It's called "Use the Os provided function".
So you really don't have a patch that small. If the "OS provided function" was fast enough than why would anyone bother to make a patch in the first place?
No, it's not. Again, whether bursting works over Zorro or not is a matter of luck. For my A2000, MOVE16 is *slow* when I move into the graphics card ram of the GVP spectrum. This is non-cacheable (!), imprecise, non-serial. Thus, the CPU may reorder accesses, does not need to expect bus-errors, but may not cache them, but yet, surprisingly, MOVE16 is slower than four moves. I already said why that is: Bursts over Zorro are no-no's, and the hardware may have to run in circles to get the data over the bus. We tested all this back then for P96, as it was suggested that MOVE16 may improve some blitter emulation cases. It does not. Worst, it may break things. Simply don't try that, it's a bad idea.
Other than that, have you made measurements which speed benefit this program has? I mean, in a realistic use case? If so, I would be interested to learn about your results. Which programs to run, what did the program do, and how did you measure?
The Zorro2 bus does NOT support Burst and so again as with Chip RAM Burst is a non-issue. Move16 does NOT need Burst to obtain a performance benefit. While it's certainly true Burst capable memory can improve Move16 performance it's true to same extent Burst would improve the performance of MoveL and any other instruction.
Move16 get's it main performance benefit because it interacts differently with the data cache than MoveL. This means Move16 is not affected by the worst case performance problem when the Copyback cache is enabled. This also means it can't benefit from the best case performance as MoveL can.
I have already posted a Testit result indicating a 44% speed increase with Move16 on EAB. As I said previously it's the SIZE of the copy which determines whether or not Move16 offers any performance benefit.
Move16 should not cause any problems with the MMU reordering a write to any Zorro2 or Chip RAM since the write cycle will be completed as 4 separate longword writes. But if you want to play it safe you can always fix the MMU config.

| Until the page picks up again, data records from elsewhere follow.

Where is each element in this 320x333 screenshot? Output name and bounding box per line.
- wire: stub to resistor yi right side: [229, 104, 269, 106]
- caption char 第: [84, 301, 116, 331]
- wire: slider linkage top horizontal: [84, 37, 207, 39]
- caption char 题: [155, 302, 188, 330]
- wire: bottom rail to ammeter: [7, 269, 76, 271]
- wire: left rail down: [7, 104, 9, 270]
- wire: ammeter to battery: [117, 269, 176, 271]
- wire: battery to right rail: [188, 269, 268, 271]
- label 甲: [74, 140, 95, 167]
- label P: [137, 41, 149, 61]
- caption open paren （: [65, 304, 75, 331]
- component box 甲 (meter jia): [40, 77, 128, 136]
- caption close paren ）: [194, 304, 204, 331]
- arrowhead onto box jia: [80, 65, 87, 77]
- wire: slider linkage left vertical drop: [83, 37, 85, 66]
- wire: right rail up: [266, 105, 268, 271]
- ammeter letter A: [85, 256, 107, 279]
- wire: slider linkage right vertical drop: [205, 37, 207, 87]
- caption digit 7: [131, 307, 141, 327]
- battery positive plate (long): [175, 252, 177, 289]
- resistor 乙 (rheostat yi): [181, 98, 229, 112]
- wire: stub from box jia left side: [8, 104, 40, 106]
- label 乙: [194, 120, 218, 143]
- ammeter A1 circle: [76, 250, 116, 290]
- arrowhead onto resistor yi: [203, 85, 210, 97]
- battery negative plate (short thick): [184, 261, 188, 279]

What's really surprising here is how people can continue to read the 040 and 060 documentation and ignore the very obvious:
5.4.6 Transfer Burst Inhibit (TBI)This input signal indicates to the processor that the accessed device cannot support burst mode accesses and that the requested line transfer should be divided into individual longword transfers. Asserting TBI with TA terminates the first data transfer of a line access, which causes the processor to terminate the burst and access the remaining data for the line as three successive long-word transfers. During alternate bus master accesses, the M68040 samples the TBI to detect completion of each bus transfer.